The banking agreement signed this morning was to facilitate the transfer of funds from China to Fiji and disbursement of funds here in Fiji and the accounting of those funds to the Chinese government.

For his part, the Chinese ambassador Cai Jinbiao expressed his government’s sympathy to the victims of Tropical Cyclone Gene that struck early this week.

He says the aid money will be for such projects as the Navuso Bridge which he hopes would start soon. Currently, the Public Works Department is preparing the ground so that construction work on the bridge could start. The money is also expected to go to other infrastructure projects damaged by Cyclone Gene, he added.

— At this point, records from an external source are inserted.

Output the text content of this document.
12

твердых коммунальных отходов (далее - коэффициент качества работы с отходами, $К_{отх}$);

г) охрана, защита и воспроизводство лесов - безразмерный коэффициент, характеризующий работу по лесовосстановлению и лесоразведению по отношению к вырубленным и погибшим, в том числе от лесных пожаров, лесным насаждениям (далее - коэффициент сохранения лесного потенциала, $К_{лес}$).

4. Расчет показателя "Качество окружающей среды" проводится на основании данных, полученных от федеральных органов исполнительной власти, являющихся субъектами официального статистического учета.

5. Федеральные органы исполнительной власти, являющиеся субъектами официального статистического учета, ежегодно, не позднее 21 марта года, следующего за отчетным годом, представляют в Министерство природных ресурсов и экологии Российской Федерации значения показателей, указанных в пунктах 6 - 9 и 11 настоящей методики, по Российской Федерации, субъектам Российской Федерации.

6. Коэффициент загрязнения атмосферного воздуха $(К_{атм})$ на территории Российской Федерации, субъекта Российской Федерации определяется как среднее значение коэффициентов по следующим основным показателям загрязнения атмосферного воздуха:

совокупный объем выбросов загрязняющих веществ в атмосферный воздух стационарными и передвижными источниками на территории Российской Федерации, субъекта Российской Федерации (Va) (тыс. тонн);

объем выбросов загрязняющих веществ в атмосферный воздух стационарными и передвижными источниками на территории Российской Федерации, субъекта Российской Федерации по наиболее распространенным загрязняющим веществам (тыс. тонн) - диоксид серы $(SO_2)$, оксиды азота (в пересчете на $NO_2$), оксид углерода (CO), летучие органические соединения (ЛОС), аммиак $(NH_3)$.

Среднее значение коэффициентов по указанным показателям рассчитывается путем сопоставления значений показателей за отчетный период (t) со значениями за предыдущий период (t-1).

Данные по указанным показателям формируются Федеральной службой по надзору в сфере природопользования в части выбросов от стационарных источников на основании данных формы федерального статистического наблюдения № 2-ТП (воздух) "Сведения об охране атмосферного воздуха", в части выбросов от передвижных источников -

Chaudhry said that the interim Government has identified some projects on which they will have to consult with the representatives of the Chinese Government.

These projects largely relate to the rural sector including the rehabilitation of rural roads and housing, he said.

"We have a large squatter population. We would like to resettle them in better living conditions.

"There may be others but consultation on those projects will take place. And upon agreement, the projects will go ahead."